Grr(aphic) Mondays: Symbolception

I am going to blow your mind. This weeks Grr(aphic) Monday article may change the way you see the world, or at least the world of comics, because I’m going to talk about symbols. Before we get too deep, what is a symbol? The Oxford Dictionary defines it as “A mark or character used as a conventional representation of an object, function, or process”. In a simplified way, a symbol is a visual representation of something else. Take a look at this panel from Scott Pilgrim.

Picture source: [Accessed 14/06/2015]

Where are the symbols in this set of six (debatably seven) panels? Well, all the pictures are symbols, that’s’s the easy part, each individual image, whether it’s the couch Envy is sitting on or the close-up panel on Romona, is a symbol depicting something it really isn’t. In a comic book or a graphic novel it’s a blot of dried ink that represents something that doesn’t exist. In the above image it’s a group of pixels representing a blot of dried ink representing something that doesn’t exist! Due to the cartoon style of the art it is impossible for any of the picture to be accurately representing real world objects, but we never question it. If you begin to analyse it the process seems ridiculous, then you go deeper.

What are the other symbols in the above panels? How about the words? Each word is a symbol which represents a sound which in turn represents a concept. When you read the word ‘science’ in the speech bubble in the last panel your brain immediately facilitates you with the meaning of the word as a concept. Take this a stage further and you realise that individual letters are also symbols, in fact they are the most used symbols in the entire world. Each letter symbolises a sound, that can then be altered by the symbols around it to convey different meanings. You might think this is the end of the road, but we can go even deeper.

Look at the images above, identify the symbols that separate this piece from a picture book? What makes a comic book different? The symbols of the medium. Comic books and Graphic Novels are different to any other medium because they are subject to the visual grammar of panels, speech bubbles and SFX. I could, and probably will, write an entire ‘Grr(aphic) Mondays’ on each one of these symbolic visual cues but right now I am just going to focus on their purpose as symbols.
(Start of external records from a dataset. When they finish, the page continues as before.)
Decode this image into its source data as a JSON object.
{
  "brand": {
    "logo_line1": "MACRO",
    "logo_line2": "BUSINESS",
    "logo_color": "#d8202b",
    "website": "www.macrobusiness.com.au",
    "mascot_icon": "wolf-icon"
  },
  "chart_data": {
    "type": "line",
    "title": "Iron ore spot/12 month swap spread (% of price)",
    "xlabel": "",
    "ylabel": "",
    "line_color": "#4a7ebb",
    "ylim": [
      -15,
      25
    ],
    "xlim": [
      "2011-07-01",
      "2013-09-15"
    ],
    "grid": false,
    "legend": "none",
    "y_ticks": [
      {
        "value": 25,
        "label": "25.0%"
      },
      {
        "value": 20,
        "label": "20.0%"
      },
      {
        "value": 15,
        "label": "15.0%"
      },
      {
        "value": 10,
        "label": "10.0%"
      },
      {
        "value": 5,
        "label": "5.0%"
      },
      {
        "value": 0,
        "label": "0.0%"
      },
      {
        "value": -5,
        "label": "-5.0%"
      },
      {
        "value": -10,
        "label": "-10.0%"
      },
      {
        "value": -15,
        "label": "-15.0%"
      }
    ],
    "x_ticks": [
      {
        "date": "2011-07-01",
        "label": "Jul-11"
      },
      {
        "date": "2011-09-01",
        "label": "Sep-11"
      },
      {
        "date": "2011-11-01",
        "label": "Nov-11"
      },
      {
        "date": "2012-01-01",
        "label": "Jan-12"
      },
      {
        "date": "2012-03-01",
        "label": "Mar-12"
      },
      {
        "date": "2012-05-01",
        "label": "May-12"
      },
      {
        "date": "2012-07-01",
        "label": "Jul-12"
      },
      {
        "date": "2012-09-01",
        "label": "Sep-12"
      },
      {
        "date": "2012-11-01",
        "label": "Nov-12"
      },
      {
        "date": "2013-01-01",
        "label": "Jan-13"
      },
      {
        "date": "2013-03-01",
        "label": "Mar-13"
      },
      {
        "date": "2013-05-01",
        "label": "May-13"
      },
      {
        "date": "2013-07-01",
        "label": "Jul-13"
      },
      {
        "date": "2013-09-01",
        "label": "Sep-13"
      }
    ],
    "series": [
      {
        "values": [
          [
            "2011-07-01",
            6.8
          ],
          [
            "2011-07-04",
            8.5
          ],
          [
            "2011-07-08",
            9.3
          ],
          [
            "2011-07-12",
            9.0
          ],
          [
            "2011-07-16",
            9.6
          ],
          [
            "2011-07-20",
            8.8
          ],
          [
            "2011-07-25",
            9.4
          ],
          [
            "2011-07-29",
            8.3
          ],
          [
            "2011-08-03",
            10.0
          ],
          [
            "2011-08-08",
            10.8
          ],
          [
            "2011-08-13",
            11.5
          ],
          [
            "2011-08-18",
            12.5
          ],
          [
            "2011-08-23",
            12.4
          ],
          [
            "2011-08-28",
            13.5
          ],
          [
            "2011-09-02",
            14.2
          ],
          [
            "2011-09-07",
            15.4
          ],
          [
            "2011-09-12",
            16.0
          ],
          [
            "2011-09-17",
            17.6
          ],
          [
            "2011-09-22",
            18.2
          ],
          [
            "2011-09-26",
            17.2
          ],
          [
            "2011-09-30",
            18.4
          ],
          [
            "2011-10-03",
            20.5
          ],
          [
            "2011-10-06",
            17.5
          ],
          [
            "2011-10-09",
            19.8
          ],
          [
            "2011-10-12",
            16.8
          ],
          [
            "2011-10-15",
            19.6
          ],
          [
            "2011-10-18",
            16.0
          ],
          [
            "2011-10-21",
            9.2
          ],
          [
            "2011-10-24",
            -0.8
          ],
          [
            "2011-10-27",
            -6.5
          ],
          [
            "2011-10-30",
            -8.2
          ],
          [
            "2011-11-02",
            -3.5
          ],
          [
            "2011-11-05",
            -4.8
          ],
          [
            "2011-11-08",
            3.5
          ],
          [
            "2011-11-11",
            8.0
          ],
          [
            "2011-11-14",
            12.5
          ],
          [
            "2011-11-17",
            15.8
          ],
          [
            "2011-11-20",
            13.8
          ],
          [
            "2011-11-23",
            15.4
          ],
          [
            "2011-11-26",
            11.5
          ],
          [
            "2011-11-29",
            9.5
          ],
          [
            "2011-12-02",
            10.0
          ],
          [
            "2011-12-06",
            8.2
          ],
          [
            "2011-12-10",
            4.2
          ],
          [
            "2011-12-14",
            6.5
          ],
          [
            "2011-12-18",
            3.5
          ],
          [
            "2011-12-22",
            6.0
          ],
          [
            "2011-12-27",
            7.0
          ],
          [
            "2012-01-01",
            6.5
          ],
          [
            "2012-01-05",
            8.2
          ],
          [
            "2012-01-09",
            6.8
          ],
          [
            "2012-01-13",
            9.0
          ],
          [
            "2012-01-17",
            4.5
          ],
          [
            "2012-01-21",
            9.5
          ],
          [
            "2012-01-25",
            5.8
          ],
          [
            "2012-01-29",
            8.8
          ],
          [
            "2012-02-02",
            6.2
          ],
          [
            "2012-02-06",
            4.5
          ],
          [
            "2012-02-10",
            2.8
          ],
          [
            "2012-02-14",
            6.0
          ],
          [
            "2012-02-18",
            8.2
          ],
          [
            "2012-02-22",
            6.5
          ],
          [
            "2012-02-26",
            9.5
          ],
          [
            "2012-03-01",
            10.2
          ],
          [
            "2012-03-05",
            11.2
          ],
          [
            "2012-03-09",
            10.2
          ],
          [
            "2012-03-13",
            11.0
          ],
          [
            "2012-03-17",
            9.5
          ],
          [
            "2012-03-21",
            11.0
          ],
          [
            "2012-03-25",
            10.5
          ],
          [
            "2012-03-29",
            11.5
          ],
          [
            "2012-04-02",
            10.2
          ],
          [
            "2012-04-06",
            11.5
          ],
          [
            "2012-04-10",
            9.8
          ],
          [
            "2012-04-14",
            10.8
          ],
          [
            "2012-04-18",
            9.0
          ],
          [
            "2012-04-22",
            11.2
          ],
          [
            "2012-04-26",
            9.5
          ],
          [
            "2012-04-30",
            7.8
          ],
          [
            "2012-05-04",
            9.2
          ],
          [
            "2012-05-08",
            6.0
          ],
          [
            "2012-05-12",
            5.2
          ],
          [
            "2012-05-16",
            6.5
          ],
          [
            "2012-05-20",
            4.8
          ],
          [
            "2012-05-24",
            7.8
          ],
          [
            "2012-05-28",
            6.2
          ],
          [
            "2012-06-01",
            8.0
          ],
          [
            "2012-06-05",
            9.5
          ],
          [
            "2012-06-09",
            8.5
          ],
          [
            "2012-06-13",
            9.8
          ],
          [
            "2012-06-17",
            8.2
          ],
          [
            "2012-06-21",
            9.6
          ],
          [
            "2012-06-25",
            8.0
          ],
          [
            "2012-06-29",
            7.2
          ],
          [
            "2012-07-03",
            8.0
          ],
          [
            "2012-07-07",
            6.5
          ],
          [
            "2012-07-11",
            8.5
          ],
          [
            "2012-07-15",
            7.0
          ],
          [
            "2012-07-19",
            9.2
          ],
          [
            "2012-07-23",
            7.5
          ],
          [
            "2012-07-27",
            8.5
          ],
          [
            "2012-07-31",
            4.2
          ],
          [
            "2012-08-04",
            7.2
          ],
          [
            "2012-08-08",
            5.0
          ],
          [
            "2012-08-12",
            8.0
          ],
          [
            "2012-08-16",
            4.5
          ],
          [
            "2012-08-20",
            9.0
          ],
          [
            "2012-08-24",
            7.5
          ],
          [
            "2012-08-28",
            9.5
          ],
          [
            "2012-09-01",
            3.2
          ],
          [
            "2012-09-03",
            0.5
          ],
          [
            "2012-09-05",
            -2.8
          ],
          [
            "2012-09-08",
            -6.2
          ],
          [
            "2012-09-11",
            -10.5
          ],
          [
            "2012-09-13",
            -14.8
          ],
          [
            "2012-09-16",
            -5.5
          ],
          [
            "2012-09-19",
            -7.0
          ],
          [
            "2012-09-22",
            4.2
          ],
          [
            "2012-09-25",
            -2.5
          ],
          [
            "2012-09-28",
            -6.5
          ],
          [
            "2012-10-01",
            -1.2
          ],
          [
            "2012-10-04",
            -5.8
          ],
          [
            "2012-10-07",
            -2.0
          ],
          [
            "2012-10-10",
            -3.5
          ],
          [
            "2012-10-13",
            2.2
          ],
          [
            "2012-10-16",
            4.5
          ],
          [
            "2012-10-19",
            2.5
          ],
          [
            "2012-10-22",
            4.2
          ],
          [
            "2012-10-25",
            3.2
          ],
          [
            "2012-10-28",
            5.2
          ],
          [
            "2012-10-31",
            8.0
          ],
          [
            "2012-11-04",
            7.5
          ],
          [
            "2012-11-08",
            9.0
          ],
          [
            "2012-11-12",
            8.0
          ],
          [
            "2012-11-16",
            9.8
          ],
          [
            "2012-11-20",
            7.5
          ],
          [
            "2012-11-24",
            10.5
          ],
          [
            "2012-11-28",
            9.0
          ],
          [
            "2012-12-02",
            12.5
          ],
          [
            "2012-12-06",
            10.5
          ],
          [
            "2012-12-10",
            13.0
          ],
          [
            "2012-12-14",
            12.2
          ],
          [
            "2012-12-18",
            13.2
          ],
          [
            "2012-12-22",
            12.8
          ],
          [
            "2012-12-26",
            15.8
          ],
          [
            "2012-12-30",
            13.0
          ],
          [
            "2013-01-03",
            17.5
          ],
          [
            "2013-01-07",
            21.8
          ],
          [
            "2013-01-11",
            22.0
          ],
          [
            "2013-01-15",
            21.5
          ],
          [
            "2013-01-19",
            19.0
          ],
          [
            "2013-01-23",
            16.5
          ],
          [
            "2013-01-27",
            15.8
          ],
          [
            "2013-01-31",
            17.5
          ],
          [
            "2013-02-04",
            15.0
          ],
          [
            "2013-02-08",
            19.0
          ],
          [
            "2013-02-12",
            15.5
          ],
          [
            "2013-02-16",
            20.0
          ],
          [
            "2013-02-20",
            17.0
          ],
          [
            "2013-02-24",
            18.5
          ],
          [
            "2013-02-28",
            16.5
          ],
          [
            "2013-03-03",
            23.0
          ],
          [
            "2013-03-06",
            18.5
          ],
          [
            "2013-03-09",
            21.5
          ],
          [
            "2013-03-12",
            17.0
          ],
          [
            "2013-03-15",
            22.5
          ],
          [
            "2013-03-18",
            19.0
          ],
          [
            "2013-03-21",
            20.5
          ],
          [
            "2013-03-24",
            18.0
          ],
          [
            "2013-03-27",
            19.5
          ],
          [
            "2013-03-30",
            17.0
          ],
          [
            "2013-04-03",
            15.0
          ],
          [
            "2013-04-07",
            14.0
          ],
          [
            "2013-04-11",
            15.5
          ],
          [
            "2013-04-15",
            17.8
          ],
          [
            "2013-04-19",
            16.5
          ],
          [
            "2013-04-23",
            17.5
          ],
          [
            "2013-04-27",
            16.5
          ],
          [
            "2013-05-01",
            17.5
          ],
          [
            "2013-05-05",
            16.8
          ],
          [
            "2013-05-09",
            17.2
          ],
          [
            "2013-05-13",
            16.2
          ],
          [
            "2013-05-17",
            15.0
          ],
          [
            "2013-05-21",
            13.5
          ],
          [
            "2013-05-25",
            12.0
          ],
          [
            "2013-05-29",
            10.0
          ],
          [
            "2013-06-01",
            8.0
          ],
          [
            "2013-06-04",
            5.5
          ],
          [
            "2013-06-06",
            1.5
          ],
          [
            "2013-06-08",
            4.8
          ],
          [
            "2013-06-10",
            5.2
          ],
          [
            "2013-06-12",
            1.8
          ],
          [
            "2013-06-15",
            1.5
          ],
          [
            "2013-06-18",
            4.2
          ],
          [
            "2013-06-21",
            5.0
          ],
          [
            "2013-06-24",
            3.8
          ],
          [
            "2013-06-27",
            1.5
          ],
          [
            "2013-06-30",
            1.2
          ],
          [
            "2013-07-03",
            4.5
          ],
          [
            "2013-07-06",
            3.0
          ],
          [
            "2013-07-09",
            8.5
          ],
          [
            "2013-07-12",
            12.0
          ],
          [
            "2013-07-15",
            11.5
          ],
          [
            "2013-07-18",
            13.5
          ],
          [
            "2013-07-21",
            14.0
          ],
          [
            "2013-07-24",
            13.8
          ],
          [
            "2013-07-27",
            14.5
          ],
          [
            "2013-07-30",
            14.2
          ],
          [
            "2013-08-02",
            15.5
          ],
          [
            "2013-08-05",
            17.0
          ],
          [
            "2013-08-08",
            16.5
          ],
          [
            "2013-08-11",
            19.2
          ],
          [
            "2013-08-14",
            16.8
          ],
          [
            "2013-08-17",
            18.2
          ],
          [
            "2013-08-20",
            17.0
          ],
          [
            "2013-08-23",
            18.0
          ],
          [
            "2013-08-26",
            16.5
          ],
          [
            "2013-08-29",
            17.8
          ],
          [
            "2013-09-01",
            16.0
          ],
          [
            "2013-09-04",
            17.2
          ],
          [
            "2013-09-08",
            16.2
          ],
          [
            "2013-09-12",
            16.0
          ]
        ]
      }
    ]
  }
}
Panels are symbols in themselves that depict a single scene, a moment in time, they are not static, instead they represent about the length of a shot in a film or TV. In the top panel we know that that time is moving across the panel from left to right as Scott is throw out of the club. Speech bubbles represent speech, I know it’s not the most original thought but it’s true, they are a symbol which translates to ‘he said’ or ‘she said’. A speech bubble also depicts a length of time within a panel filled with vocal speech, which we then decipher from the symbols within bubble. Finally, SFX depict a single moment of audible sound. These three basic symbols form the back bone of comic books and their unique language of symbolism.

This reduction exercise in symbol identification is important for readers, writers and artists to understand as at the end of the day all forms of visual communication, be they books, films or graphic novels, are merely a selection of symbols. The mastery of both the construction and arrangement of such symbols can be the difference between Shakespeare and Watchmen.

By this point you may have realised you are reading an article composed of letters. Letters formed into words which symbolise specific concepts, concepts formed into a cohesive argument which discuses symbolism, such as the symbolism of letters which can be formed into words which symbolise concepts. That’s right, all this time I have been using symbolism to talk about symbolism and language of symbols. If you are feeling a light breeze on your head at this point it’s because I just blew your mind. Symbolception…it’s a thing.